His contributions in physics also include:

  • The quantum theory of matter and radiation
  • The prediction of the spin of the electron
  • The idea that positrons exist
  • The notion of antimatter
  • An attempt to form a marriage between quantum theory and the theory of relativity.

In 1932 Dirac was appointed Lucasian Professor of Mathematics at Cambridge. (That chair has also been held by Isaac Newton and Stephen Hawking).

  • Dirac’s father was Swiss, and taught French at the Merchant Venturer’s Secondary School in Bristol. Young Paul Dirac was a pupil there; he was given increasingly advanced mathematical textbooks, and often worked on his own.
  • Dirac pere refused to speak to Dirac fils, unless they spoke French. It is believed this may have fostered P.A.M. Dirac’s ultra-careful way of expressing himself.
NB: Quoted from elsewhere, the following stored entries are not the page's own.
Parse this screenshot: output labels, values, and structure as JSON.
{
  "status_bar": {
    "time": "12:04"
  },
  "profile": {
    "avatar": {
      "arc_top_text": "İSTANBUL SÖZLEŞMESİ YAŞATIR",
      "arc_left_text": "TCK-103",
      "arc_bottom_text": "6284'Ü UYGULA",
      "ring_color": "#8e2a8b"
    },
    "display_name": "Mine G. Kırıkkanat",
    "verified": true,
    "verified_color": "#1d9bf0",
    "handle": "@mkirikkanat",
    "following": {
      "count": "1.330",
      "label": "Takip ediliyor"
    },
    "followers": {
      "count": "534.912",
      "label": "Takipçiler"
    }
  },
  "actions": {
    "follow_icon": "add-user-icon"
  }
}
But in fairness, Paul Dirac did have a most incisive mind. He was once intensely impatient with this conventional dialogue:

‘Sugar, Professor Dirac?’

‘Yes, please’.

‘One lump or two?’

He believed the answer ‘Yes please’ implied one lump. Had he wanted two lumps he would have stated so.

History has not recorded the feelings of the poor lady, who had offered sugar in this way all her life.